In C, why do some people cast the pointer before freeing it?

Question

Casting may be required to resolve compiler warnings if the pointers are const. Here is an example of code that causes a warning without casting the argument of free:

const float* velocity = malloc(2*sizeof(float));
free(velocity);

And the compiler (gcc 4.8.3) says:

main.c: In function ‘main’:
main.c:9:5: warning: passing argument 1 of ‘free’ discards ‘const’ qualifier from pointer target type [enabled by default]
     free(velocity);
     ^
In file included from main.c:2:0:
/usr/include/stdlib.h:482:13: note: expected ‘void *’ but argument is of type ‘const float *’
 extern void free (void *__ptr) __THROW;

If you use free((float*) velocity); the compiler stops complaining.

Pre-standard C had no void* but only char*, so you had to cast all parameters passed. If you come across ancient C code, you might therefore find such casts.

Similar question with references.

When the first C standard was released, the prototypes for malloc and free changed from having char* to the void* that they still have today.

And of course in standard C, such casts are superfluous and just harm readability.

Here's an example where free would fail without a cast:

volatile int* p = (volatile int*)malloc(5 * sizeof(int));
free(p);        // fail: warning C4090: 'function' : different 'volatile' qualifiers
free((int*)p);  // success :)
free((void*)p); // success :)

In C you can get a warning (got one in VS2012). In C++ you'll get an error.

Rare cases aside, the casting just bloats the code...

Edit: I casted to void* not int* to demo the failure. It will work the same as int* will be converted to void* implicitly. Added int* code.

Old reason: 1. By using free((sometype*) ptr), code is explicit about the type the pointer should be considered as part of the free() call. The explicit cast is useful when free() is replaced with a (do-it-yourself) DIY_free().

#define free(ptr) DIY_free(ptr, sizeof (*ptr))

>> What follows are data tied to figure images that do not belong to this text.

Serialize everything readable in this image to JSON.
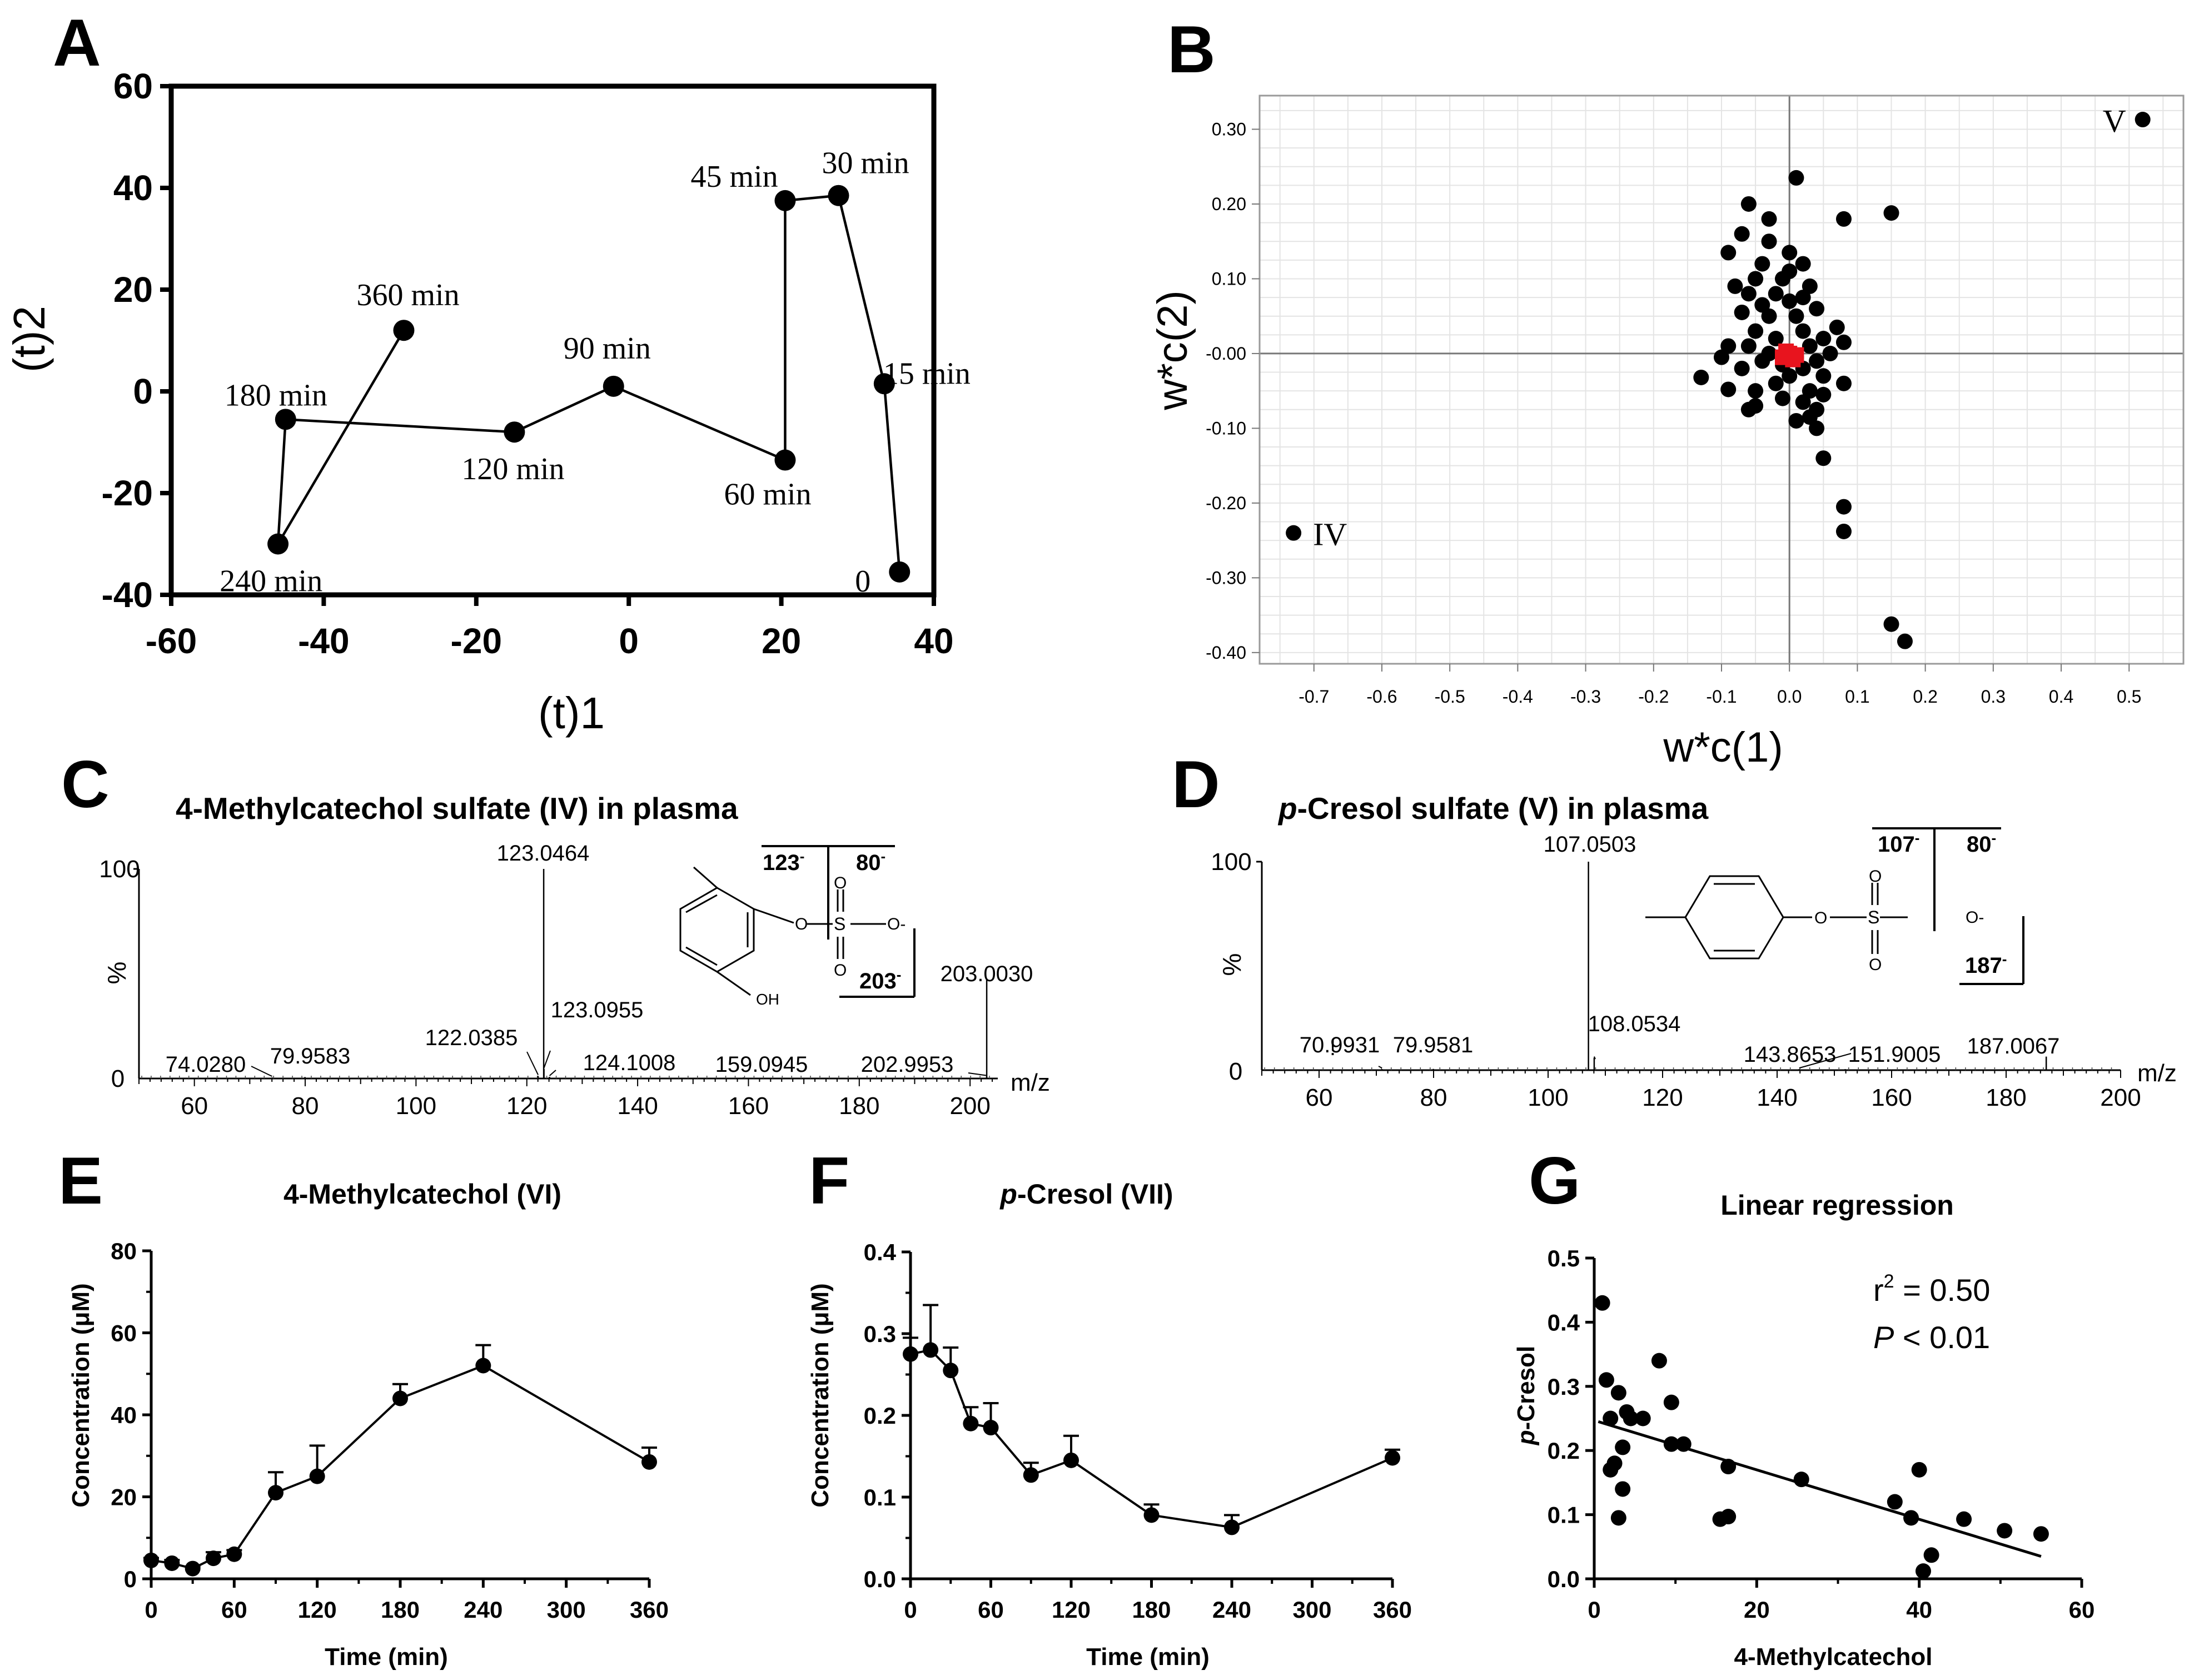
{
  "panels": [
    {
      "letter": "A",
      "type": "scatter-line",
      "xlabel": "(t)1",
      "ylabel": "(t)2",
      "xlim": [
        -60,
        40
      ],
      "ylim": [
        -40,
        60
      ],
      "xticks": [
        -60,
        -40,
        -20,
        0,
        20,
        40
      ],
      "yticks": [
        -40,
        -20,
        0,
        20,
        40,
        60
      ],
      "points": [
        {
          "label": "0",
          "x": 35.5,
          "y": -35.5
        },
        {
          "label": "15 min",
          "x": 33.5,
          "y": 1.5
        },
        {
          "label": "30 min",
          "x": 27.5,
          "y": 38.5
        },
        {
          "label": "45 min",
          "x": 20.5,
          "y": 37.5
        },
        {
          "label": "60 min",
          "x": 20.5,
          "y": -13.5
        },
        {
          "label": "90 min",
          "x": -2,
          "y": 1
        },
        {
          "label": "120 min",
          "x": -15,
          "y": -8
        },
        {
          "label": "180 min",
          "x": -45,
          "y": -5.5
        },
        {
          "label": "240 min",
          "x": -46,
          "y": -30
        },
        {
          "label": "360 min",
          "x": -29.5,
          "y": 12
        }
      ]
    },
    {
      "letter": "B",
      "type": "scatter",
      "xlabel": "w*c(1)",
      "ylabel": "w*c(2)",
      "xlim": [
        -0.78,
        0.58
      ],
      "ylim": [
        -0.415,
        0.345
      ],
      "xticks": [
        "-0.7",
        "-0.6",
        "-0.5",
        "-0.4",
        "-0.3",
        "-0.2",
        "-0.1",
        "0.0",
        "0.1",
        "0.2",
        "0.3",
        "0.4",
        "0.5"
      ],
      "yticks": [
        "0.30",
        "0.20",
        "0.10",
        "-0.00",
        "-0.10",
        "-0.20",
        "-0.30",
        "-0.40"
      ],
      "labeled_points": [
        {
          "label": "V",
          "x": 0.52,
          "y": 0.313
        },
        {
          "label": "IV",
          "x": -0.73,
          "y": -0.24
        }
      ],
      "points": [
        [
          0.01,
          0.235
        ],
        [
          -0.06,
          0.2
        ],
        [
          0.15,
          0.188
        ],
        [
          0.08,
          0.18
        ],
        [
          -0.03,
          0.18
        ],
        [
          -0.07,
          0.16
        ],
        [
          -0.03,
          0.15
        ],
        [
          0.0,
          0.135
        ],
        [
          -0.09,
          0.135
        ],
        [
          0.02,
          0.12
        ],
        [
          -0.04,
          0.12
        ],
        [
          0.0,
          0.11
        ],
        [
          -0.05,
          0.1
        ],
        [
          -0.01,
          0.1
        ],
        [
          0.03,
          0.09
        ],
        [
          -0.08,
          0.09
        ],
        [
          -0.06,
          0.08
        ],
        [
          -0.02,
          0.08
        ],
        [
          0.02,
          0.075
        ],
        [
          0.0,
          0.07
        ],
        [
          -0.04,
          0.065
        ],
        [
          0.04,
          0.06
        ],
        [
          -0.07,
          0.055
        ],
        [
          -0.03,
          0.05
        ],
        [
          0.01,
          0.05
        ],
        [
          0.07,
          0.035
        ],
        [
          -0.05,
          0.03
        ],
        [
          0.02,
          0.03
        ],
        [
          -0.02,
          0.02
        ],
        [
          0.05,
          0.02
        ],
        [
          0.08,
          0.015
        ],
        [
          -0.09,
          0.01
        ],
        [
          -0.06,
          0.01
        ],
        [
          0.03,
          0.01
        ],
        [
          -0.03,
          0.0
        ],
        [
          0.06,
          0.0
        ],
        [
          -0.1,
          -0.005
        ],
        [
          0.01,
          -0.005
        ],
        [
          -0.04,
          -0.01
        ],
        [
          0.04,
          -0.01
        ],
        [
          -0.01,
          -0.015
        ],
        [
          0.02,
          -0.02
        ],
        [
          -0.07,
          -0.02
        ],
        [
          -0.13,
          -0.032
        ],
        [
          0.0,
          -0.03
        ],
        [
          0.05,
          -0.03
        ],
        [
          -0.02,
          -0.04
        ],
        [
          0.08,
          -0.04
        ],
        [
          -0.09,
          -0.048
        ],
        [
          0.03,
          -0.05
        ],
        [
          -0.05,
          -0.05
        ],
        [
          0.05,
          -0.055
        ],
        [
          -0.01,
          -0.06
        ],
        [
          0.02,
          -0.065
        ],
        [
          -0.05,
          -0.07
        ],
        [
          0.04,
          -0.075
        ],
        [
          -0.06,
          -0.075
        ],
        [
          0.03,
          -0.085
        ],
        [
          0.01,
          -0.09
        ],
        [
          0.04,
          -0.1
        ],
        [
          0.05,
          -0.14
        ],
        [
          0.08,
          -0.205
        ],
        [
          0.08,
          -0.238
        ],
        [
          0.15,
          -0.362
        ],
        [
          0.17,
          -0.385
        ]
      ],
      "red_points": [
        [
          -0.01,
          -0.005
        ],
        [
          0.0,
          0.0
        ],
        [
          0.01,
          -0.002
        ],
        [
          -0.005,
          0.003
        ],
        [
          0.005,
          -0.008
        ]
      ]
    },
    {
      "letter": "C",
      "type": "ms-spectrum",
      "title": "4-Methylcatechol sulfate (IV)  in plasma",
      "xlim": [
        50,
        205
      ],
      "xticks": [
        60,
        80,
        100,
        120,
        140,
        160,
        180,
        200
      ],
      "ylabels": {
        "top": "100",
        "bottom": "0",
        "axis": "%"
      },
      "xunit": "m/z",
      "peaks": [
        {
          "mz": 74.028,
          "h": 0.5,
          "label": "74.0280"
        },
        {
          "mz": 79.9583,
          "h": 0.7,
          "label": "79.9583"
        },
        {
          "mz": 122.0385,
          "h": 1.2,
          "label": "122.0385"
        },
        {
          "mz": 123.0464,
          "h": 100,
          "label": "123.0464"
        },
        {
          "mz": 123.0955,
          "h": 4.5,
          "label": "123.0955"
        },
        {
          "mz": 124.1008,
          "h": 0.8,
          "label": "124.1008"
        },
        {
          "mz": 159.0945,
          "h": 0.5,
          "label": "159.0945"
        },
        {
          "mz": 202.9953,
          "h": 0.9,
          "label": "202.9953"
        },
        {
          "mz": 203.003,
          "h": 47,
          "label": "203.0030"
        }
      ],
      "fragments": {
        "f1": "123",
        "f2": "80",
        "f3": "203",
        "sup": "-",
        "oh": "OH",
        "o": "O",
        "s": "S",
        "ominus": "O-"
      }
    },
    {
      "letter": "D",
      "type": "ms-spectrum",
      "title_italic": "p",
      "title_rest": "-Cresol sulfate (V) in plasma",
      "xlim": [
        50,
        200
      ],
      "xticks": [
        60,
        80,
        100,
        120,
        140,
        160,
        180,
        200
      ],
      "ylabels": {
        "top": "100",
        "bottom": "0",
        "axis": "%"
      },
      "xunit": "m/z",
      "exclaim": "!",
      "peaks": [
        {
          "mz": 70.9931,
          "h": 0.5,
          "label": "70.9931"
        },
        {
          "mz": 79.9581,
          "h": 0.6,
          "label": "79.9581"
        },
        {
          "mz": 107.0503,
          "h": 100,
          "label": "107.0503"
        },
        {
          "mz": 108.0534,
          "h": 6,
          "label": "108.0534"
        },
        {
          "mz": 143.8653,
          "h": 0.5,
          "label": "143.8653"
        },
        {
          "mz": 151.9005,
          "h": 0.5,
          "label": "151.9005"
        },
        {
          "mz": 187.0067,
          "h": 6.5,
          "label": "187.0067"
        }
      ],
      "fragments": {
        "f1": "107",
        "f2": "80",
        "f3": "187",
        "sup": "-",
        "o": "O",
        "s": "S",
        "ominus": "O-"
      }
    },
    {
      "letter": "E",
      "type": "line",
      "title": "4-Methylcatechol (VI)",
      "xlabel": "Time (min)",
      "ylabel": "Concentration (μM)",
      "xlim": [
        0,
        360
      ],
      "ylim": [
        0,
        80
      ],
      "xticks": [
        0,
        60,
        120,
        180,
        240,
        300,
        360
      ],
      "yticks": [
        0,
        20,
        40,
        60,
        80
      ],
      "x": [
        0,
        15,
        30,
        45,
        60,
        90,
        120,
        180,
        240,
        360
      ],
      "y": [
        4.5,
        3.8,
        2.5,
        5.0,
        6.0,
        21.0,
        25.0,
        44.0,
        52.0,
        28.5
      ],
      "err": [
        0.6,
        0.8,
        0.5,
        1.5,
        1.0,
        5.0,
        7.5,
        3.5,
        5.0,
        3.5
      ]
    },
    {
      "letter": "F",
      "type": "line",
      "title_italic": "p",
      "title_rest": "-Cresol (VII)",
      "xlabel": "Time (min)",
      "ylabel": "Concentration (μM)",
      "xlim": [
        0,
        360
      ],
      "ylim": [
        0,
        0.4
      ],
      "xticks": [
        0,
        60,
        120,
        180,
        240,
        300,
        360
      ],
      "yticks": [
        "0.0",
        "0.1",
        "0.2",
        "0.3",
        "0.4"
      ],
      "x": [
        0,
        15,
        30,
        45,
        60,
        90,
        120,
        180,
        240,
        360
      ],
      "y": [
        0.275,
        0.28,
        0.255,
        0.19,
        0.185,
        0.127,
        0.145,
        0.078,
        0.063,
        0.148
      ],
      "err": [
        0.02,
        0.055,
        0.028,
        0.02,
        0.03,
        0.015,
        0.03,
        0.013,
        0.015,
        0.01
      ]
    },
    {
      "letter": "G",
      "type": "scatter",
      "title": "Linear regression",
      "xlabel": "4-Methylcatechol",
      "ylabel_italic": "p",
      "ylabel_rest": "-Cresol",
      "xlim": [
        0,
        60
      ],
      "ylim": [
        0,
        0.5
      ],
      "xticks": [
        0,
        20,
        40,
        60
      ],
      "yticks": [
        "0.0",
        "0.1",
        "0.2",
        "0.3",
        "0.4",
        "0.5"
      ],
      "r2_prefix": "r",
      "r2_sup": "2",
      "r2_rest": " = 0.50",
      "p_italic": "P",
      "p_rest": " < 0.01",
      "regression": {
        "x": [
          0.5,
          55
        ],
        "y": [
          0.245,
          0.035
        ]
      },
      "points": [
        [
          1,
          0.43
        ],
        [
          1.5,
          0.31
        ],
        [
          2,
          0.17
        ],
        [
          2,
          0.25
        ],
        [
          2.5,
          0.18
        ],
        [
          3,
          0.095
        ],
        [
          3,
          0.29
        ],
        [
          3.5,
          0.205
        ],
        [
          3.5,
          0.14
        ],
        [
          4,
          0.26
        ],
        [
          4.5,
          0.25
        ],
        [
          6,
          0.25
        ],
        [
          8,
          0.34
        ],
        [
          9.5,
          0.275
        ],
        [
          9.5,
          0.21
        ],
        [
          11,
          0.21
        ],
        [
          15.5,
          0.093
        ],
        [
          16.5,
          0.097
        ],
        [
          16.5,
          0.175
        ],
        [
          25.5,
          0.155
        ],
        [
          37,
          0.12
        ],
        [
          39,
          0.095
        ],
        [
          40,
          0.17
        ],
        [
          40.5,
          0.012
        ],
        [
          41.5,
          0.037
        ],
        [
          45.5,
          0.093
        ],
        [
          50.5,
          0.075
        ],
        [
          55,
          0.07
        ]
      ]
    }
  ]
}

A DIY_free() was (is) a way, especially in debug mode, to do run-time analysis of the pointer being freed. This is often paired with a DIY_malloc() to add sententials, global memory usage counts, etc. My group used this technique for years before more modern tools appear. It obliged that the item being free'd was cast to the type is was originally allocated.

2. Given the many hours spent tracking down memory issues, etc., little tricks like casting the type free'd would aid in searching and narrowing the debugging.

---

Modern: Avoiding const and volatile warnings as addressed by Manos Nikolaidis@ and @egur. Thought I would note the effects of the 3 qualifiers: const, volatile, and restrict.

[edit] Added char * restrict *rp2 per @R.. comment

void free_test(const char *cp, volatile char *vp, char * restrict rp, 
    char * restrict *rp2) {
  free(cp);  // warning
  free(vp);  // warning
  free(rp);  // OK
  free(rp2);  // warning
}

int main(void) {
  free_test(0,0,0,0);
  return 0;
}

Here is another alternative hypothesis.

We are told that the program was written pre-C89, which means it can't be working around some kind of mismatch with the prototype of free, because not only was there no such thing as const nor void * prior to C89, there was no such thing as a function prototype prior to C89. stdlib.h itself was an invention of the committee. If the system headers bothered to declare free at all, they would have done it like this:

extern free();  /* no `void` return type either! */

Now, the key point here is that the absence of function prototypes meant the compiler did no argument type checking. It applied the default argument promotions (the same ones that still apply to variadic function calls) and that was it. Responsibility for making the arguments at each callsite line up with the callee's expectations lay entirely with the programmer.

However, this still doesn't mean it was necessary to cast the argument to free on most K&R compilers. A function like

free_stuff(a, b, c)
    float *a;
    char *b;
    int *c;
{
    free(a);
    free(b);
    free(c);
}

should have been compiled correctly. So I think what we've got here is a program written to cope with a buggy compiler for an unusual environment: for instance, an environment where sizeof(float *) > sizeof(int) and the compiler wouldn't use the appropriate calling convention for pointers unless you cast them at the point of the call.

I am not aware of any such environment, but that doesn't mean there wasn't one. The most probable candidates that come to mind are cut-down "tiny C" compilers for 8- and 16-bit micros in the early 1980s. I also wouldn't be surprised to learn that early Crays had problems like this.